Thursday: Not-so Active Directory
We're big fans of Single Sign-On in HMRC, with the general diktat being "if it can use SSO, it should." In an organisation our size with our access control concerns, it makes sense: try managing 65,000 user accounts across multiple systems, you'd definitely be creating a cottage industry. We're trying to get an SSO solution working for our multi-cloud brokering system (which I can't name even though there's an event at which we're speaking in September, I believe...) and it's making visible some interesting issues we have with how we deal with identity - mainly how we can't identify from AD which business unit someone belongs to.
We came to a solution and it shouldn't be too messy, even if we're not automatically identifying which business unit a person belongs to automatically - but we can use our existing solution for role management, so I'll take that as a win.

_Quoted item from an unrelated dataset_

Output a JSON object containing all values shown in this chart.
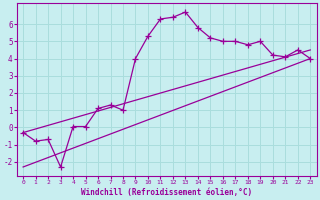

This is probably my favourite bit of work at the moment, even if it's not what I said I wanted in last year.
Friday: Press F5 to Continue
I had a meeting with F5 to discuss how we'll be handling perimiter security for HMRC's new network design (see the YouTube link above for some more detail about this) and how it can be automated. I was asked how much I knew about F5's automation technologies and, without thinking or missing a beat, I answered "it costs money, so I know next to nothing about it." Room erupts; I'm told I "really am the posterboy for the new civil service." Cheers, I think? It was probably the comment combined with my now-standard fly kicks.
I sacrifice foot comfort for no supplier.
It was a genuinely interesting meeting and has given me some ideas for how we can safely delegate perimiter network security to a level that shouldn't impede development, particularly for our digital platform. All very exciting.
Music: Zola Jesus, The Jezabels, Godspeed You! Black Emperor
Books: From Third World to First - Lee Kuan Yew
Games: Mainly Street Fighter V, I'm still terrible at it.
Thought for the week
It's definitely just a fucking database.